Among the contributions of this paper the standard discrete EKF adaptation for the pose estimation of robots in platooning guidance should be considered. Specifically the authors have developed:

Characterization of f and g functions. The f one is related to the dead-reckoning model used to obtain the position information with the odometric system. The g function concerns the positioning system based on the relative measures of the laser scanner and the pose of the precedent unit.

Computation of the covariance matrices that model the noise related to both sensory systems: the one related to the odometric system Σ

_{W}and the other deals with the laser scanner Σ_{V}. In order to find these values, the angular speed of the active wheels as well as the distance and angles measured with the laser scanner has been registered in 50 experiments. The standard deviation of the related noise variables and the complete covariance matrices are computed from those registers.Calculation of the needed jacobians. The jacobians depending on odometry measurements: J

_{f,X}and J_{f,W}; and the ones regarding the laser measurements: J_{g,Z}and J_{g,V}.

## 4. Experimental Results

In the experimental tests developed to validate the described proposal, three robotic units adapted from the original P3-DX platform (see Figures 1, 2 and 5) have been deployed. All of them are initially synchronized and currently linked by means a Wi-Fi LAN in compliance with IEEE802.11b/.11g standards [20]. The solutions carried out to mitigate the packet dropout effect were tackled by the research group in other work [27] and have also been implemented in these tests. The hardest time constraints are imposed by: the scan time of the Hokuyo device (100 ms) [16,17] and the velocity of the robot (limited to 1 m/s) [2,18].

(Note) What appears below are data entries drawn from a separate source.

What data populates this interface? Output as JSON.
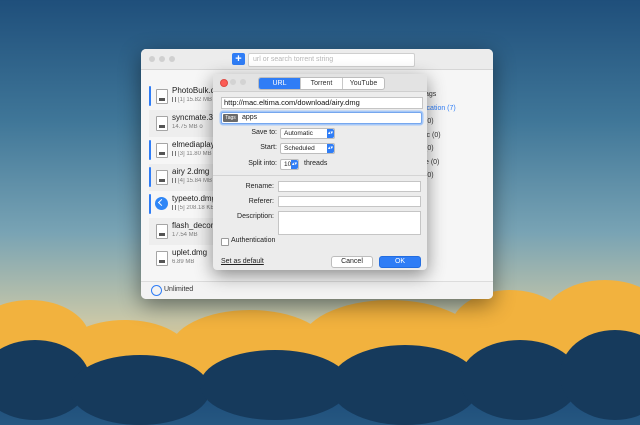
{
  "toolbar": {
    "add_label": "+",
    "url_placeholder": "url or search torrent string"
  },
  "downloads": [
    {
      "name": "PhotoBulk.dmg",
      "meta": "[1] 15.82 MB o",
      "icon": "disk-image-icon",
      "active": true
    },
    {
      "name": "syncmate.3.dmg",
      "meta": "14.75 MB o",
      "icon": "disk-image-icon",
      "active": false
    },
    {
      "name": "elmediaplayer.dmg",
      "meta": "[3] 11.80 MB o",
      "icon": "disk-image-icon",
      "active": true
    },
    {
      "name": "airy 2.dmg",
      "meta": "[4] 15.84 MB o",
      "icon": "disk-image-icon",
      "active": true
    },
    {
      "name": "typeeto.dmg",
      "meta": "[5] 208.18 KB o",
      "icon": "app-icon",
      "active": true
    },
    {
      "name": "flash_decompiler",
      "meta": "17.54 MB",
      "icon": "document-icon",
      "active": false
    },
    {
      "name": "uplet.dmg",
      "meta": "6.89 MB",
      "icon": "document-icon",
      "active": false
    }
  ],
  "tags_panel": {
    "header": "ags",
    "items": [
      "ication (7)",
      "(0)",
      "ic (0)",
      "(0)",
      "e (0)",
      "(0)"
    ]
  },
  "status": {
    "speed_label": "Unlimited"
  },
  "dialog": {
    "tabs": [
      "URL",
      "Torrent",
      "YouTube"
    ],
    "active_tab": "URL",
    "url_value": "http://mac.eltima.com/download/airy.dmg",
    "tag_icon": "Tags",
    "tag_value": "apps",
    "save_to_label": "Save to:",
    "save_to_value": "Automatic",
    "start_label": "Start:",
    "start_value": "Scheduled",
    "split_label": "Split into:",
    "split_value": "10",
    "split_unit": "threads",
    "rename_label": "Rename:",
    "referer_label": "Referer:",
    "description_label": "Description:",
    "auth_label": "Authentication",
    "set_default_label": "Set as default",
    "cancel_label": "Cancel",
    "ok_label": "OK"
  }
}
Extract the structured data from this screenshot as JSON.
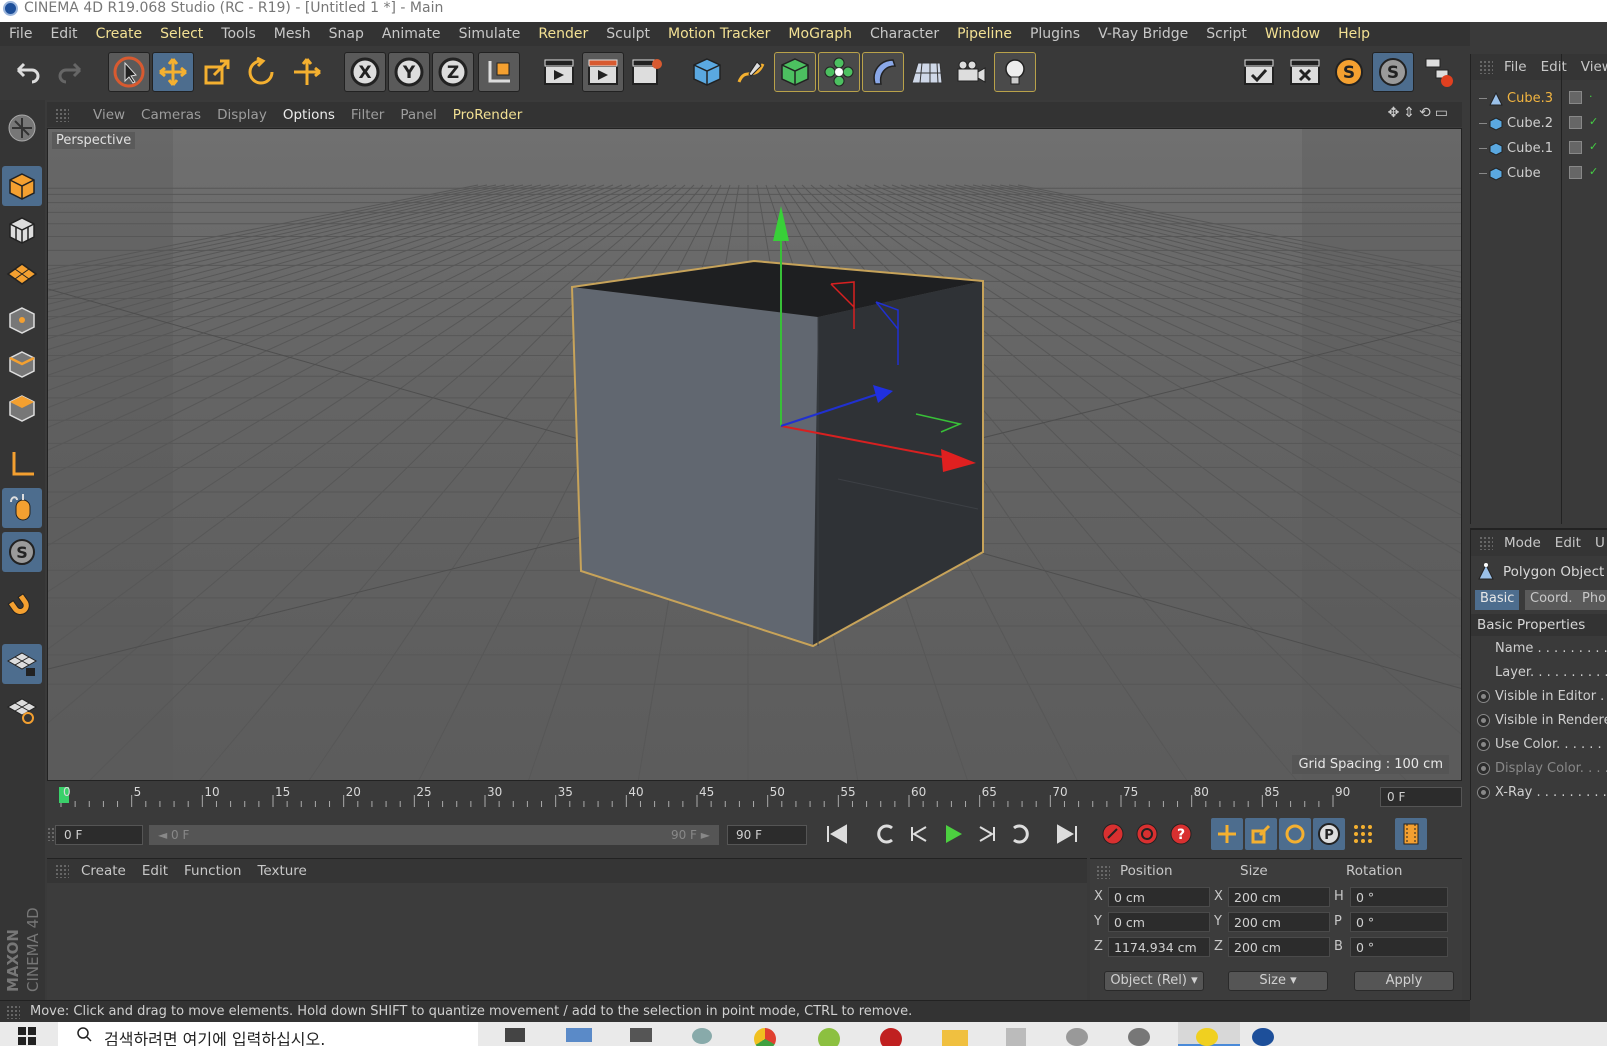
{
  "window": {
    "title": "CINEMA 4D R19.068 Studio (RC - R19) - [Untitled 1 *] - Main"
  },
  "menubar": [
    "File",
    "Edit",
    "Create",
    "Select",
    "Tools",
    "Mesh",
    "Snap",
    "Animate",
    "Simulate",
    "Render",
    "Sculpt",
    "Motion Tracker",
    "MoGraph",
    "Character",
    "Pipeline",
    "Plugins",
    "V-Ray Bridge",
    "Script",
    "Window",
    "Help"
  ],
  "menubar_highlight": [
    "Create",
    "Select",
    "Render",
    "Motion Tracker",
    "MoGraph",
    "Pipeline",
    "Window",
    "Help"
  ],
  "toolbar": {
    "axis_x": "X",
    "axis_y": "Y",
    "axis_z": "Z",
    "script_s1": "S",
    "script_s2": "S"
  },
  "viewport_menu": [
    "View",
    "Cameras",
    "Display",
    "Options",
    "Filter",
    "Panel",
    "ProRender"
  ],
  "viewport_menu_active": "Options",
  "viewport_menu_accent": "ProRender",
  "viewport": {
    "label": "Perspective",
    "grid_spacing": "Grid Spacing : 100 cm"
  },
  "timeline": {
    "ticks": [
      "0",
      "5",
      "10",
      "15",
      "20",
      "25",
      "30",
      "35",
      "40",
      "45",
      "50",
      "55",
      "60",
      "65",
      "70",
      "75",
      "80",
      "85",
      "90"
    ],
    "current_frame": "0 F"
  },
  "playbar": {
    "start": "0 F",
    "range_start": "◄ 0 F",
    "range_end": "90 F ►",
    "end": "90 F"
  },
  "material_menu": [
    "Create",
    "Edit",
    "Function",
    "Texture"
  ],
  "coords": {
    "headers": {
      "position": "Position",
      "size": "Size",
      "rotation": "Rotation"
    },
    "rows": [
      {
        "axis": "X",
        "pos": "0 cm",
        "size_axis": "X",
        "size": "200 cm",
        "rot_axis": "H",
        "rot": "0 °"
      },
      {
        "axis": "Y",
        "pos": "0 cm",
        "size_axis": "Y",
        "size": "200 cm",
        "rot_axis": "P",
        "rot": "0 °"
      },
      {
        "axis": "Z",
        "pos": "1174.934 cm",
        "size_axis": "Z",
        "size": "200 cm",
        "rot_axis": "B",
        "rot": "0 °"
      }
    ],
    "mode_select": "Object (Rel)",
    "size_select": "Size",
    "apply": "Apply"
  },
  "brand": {
    "maxon": "MAXON",
    "cinema": "CINEMA 4D"
  },
  "status": "Move: Click and drag to move elements. Hold down SHIFT to quantize movement / add to the selection in point mode, CTRL to remove.",
  "taskbar": {
    "search_placeholder": "검색하려면 여기에 입력하십시오."
  },
  "object_manager": {
    "menu": [
      "File",
      "Edit",
      "View"
    ],
    "objects": [
      {
        "name": "Cube.3",
        "selected": true,
        "icon": "polygon-object-icon"
      },
      {
        "name": "Cube.2",
        "selected": false,
        "icon": "cube-icon"
      },
      {
        "name": "Cube.1",
        "selected": false,
        "icon": "cube-icon"
      },
      {
        "name": "Cube",
        "selected": false,
        "icon": "cube-icon"
      }
    ]
  },
  "attributes": {
    "menu": [
      "Mode",
      "Edit",
      "U"
    ],
    "object_type": "Polygon Object",
    "tabs": [
      "Basic",
      "Coord.",
      "Pho"
    ],
    "section": "Basic Properties",
    "props": [
      "Name . . . . . . . . .",
      "Layer. . . . . . . . . .",
      "Visible in Editor . .",
      "Visible in Renderer",
      "Use Color. . . . . . .",
      "Display Color. . . .",
      "X-Ray . . . . . . . . ."
    ]
  },
  "colors": {
    "accent_blue": "#4d6d8e",
    "highlight_yellow": "#f2e093",
    "selection_orange": "#f2b540"
  }
}
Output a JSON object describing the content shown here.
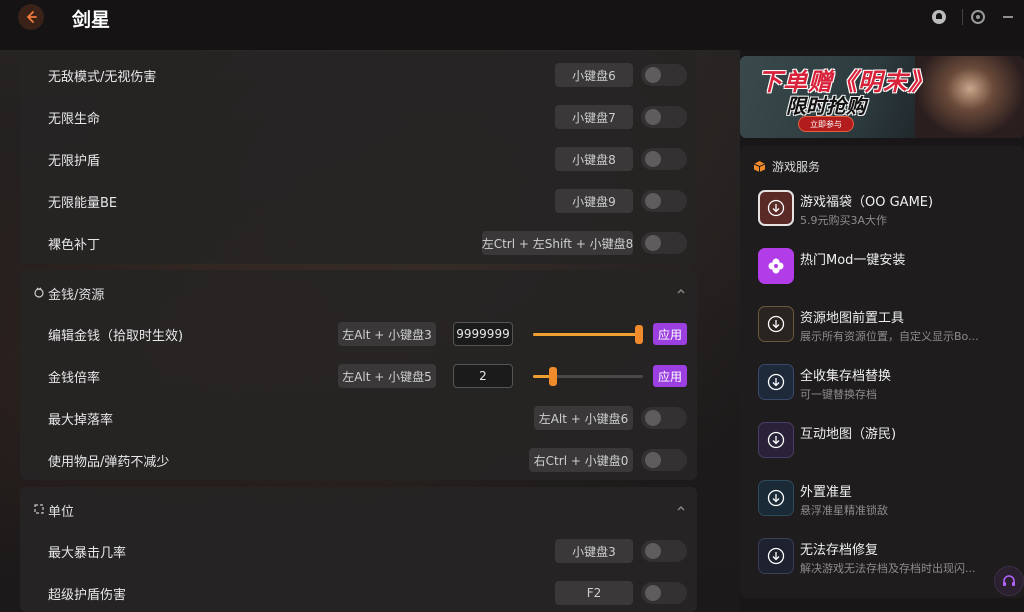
{
  "header": {
    "title": "剑星",
    "back_icon": "arrow-left-icon",
    "icons": [
      "notification-icon",
      "settings-icon",
      "minimize-icon"
    ]
  },
  "cheats_top": [
    {
      "label": "无敌模式/无视伤害",
      "hotkey": "小键盘6"
    },
    {
      "label": "无限生命",
      "hotkey": "小键盘7"
    },
    {
      "label": "无限护盾",
      "hotkey": "小键盘8"
    },
    {
      "label": "无限能量BE",
      "hotkey": "小键盘9"
    },
    {
      "label": "裸色补丁",
      "hotkey": "左Ctrl + 左Shift + 小键盘8"
    }
  ],
  "money_section": {
    "title": "金钱/资源",
    "rows": [
      {
        "label": "编辑金钱（拾取时生效)",
        "hotkey": "左Alt + 小键盘3",
        "value": "9999999",
        "slider_level": 1.0,
        "apply": "应用"
      },
      {
        "label": "金钱倍率",
        "hotkey": "左Alt + 小键盘5",
        "value": "2",
        "slider_level": 0.18,
        "apply": "应用"
      },
      {
        "label": "最大掉落率",
        "hotkey": "左Alt + 小键盘6"
      },
      {
        "label": "使用物品/弹药不减少",
        "hotkey": "右Ctrl + 小键盘0"
      }
    ]
  },
  "unit_section": {
    "title": "单位",
    "rows": [
      {
        "label": "最大暴击几率",
        "hotkey": "小键盘3"
      },
      {
        "label": "超级护盾伤害",
        "hotkey": "F2"
      }
    ]
  },
  "banner": {
    "line1": "下单赠《明末》",
    "line2": "限时抢购",
    "button": "立即参与"
  },
  "services": {
    "title": "游戏服务",
    "items": [
      {
        "name": "游戏福袋（OO GAME)",
        "desc": "5.9元购买3A大作"
      },
      {
        "name": "热门Mod一键安装",
        "desc": ""
      },
      {
        "name": "资源地图前置工具",
        "desc": "展示所有资源位置，自定义显示Bo..."
      },
      {
        "name": "全收集存档替换",
        "desc": "可一键替换存档"
      },
      {
        "name": "互动地图（游民)",
        "desc": ""
      },
      {
        "name": "外置准星",
        "desc": "悬浮准星精准锁敌"
      },
      {
        "name": "无法存档修复",
        "desc": "解决游戏无法存档及存档时出现闪..."
      }
    ]
  },
  "colors": {
    "accent_orange": "#f0a030",
    "apply_purple": "#9b3fe0",
    "card_bg": "#262424"
  }
}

Two types of tests are included in this section. The first one is dedicated to show the advantages of the implemented fusion technique, comparing the positioning results independently obtained with each of the two sensory systems under study. The second type focuses on the global results of control and sensorial fusion integration applied to a convoy of robots.

In the first set of results only two units are used: the leader, programmed to track a trajectory including straight and curve segments; and a single follower. Figure 8 shows the follower path according to the different sensorial sources but without fusion application: in red it is shown the movement registered by the odometric sensory system; and in blue the one registered by the laser scanner through the relative measure respect to the leader movement. The follower unit starts at point [x = −1, y = 0]. Both depicted trajectories are close along its first straight part. Nevertheless, the information given by the two sensorial systems diverges from the moment the trajectory presents a curve path. Figure 9 shows the linear and angular speed registered by the odometric system of the follower unit tested in this first experiment. This figure allows one to demonstrate, in other way, the effect of the filter included to remove the odometry noise. In fact, it can be noticed that this noise is more relevant in the angular speed case, confirming the need of inserting the KF estimator in the global control solution (see Figure 3) for non-linear trajectory tracking.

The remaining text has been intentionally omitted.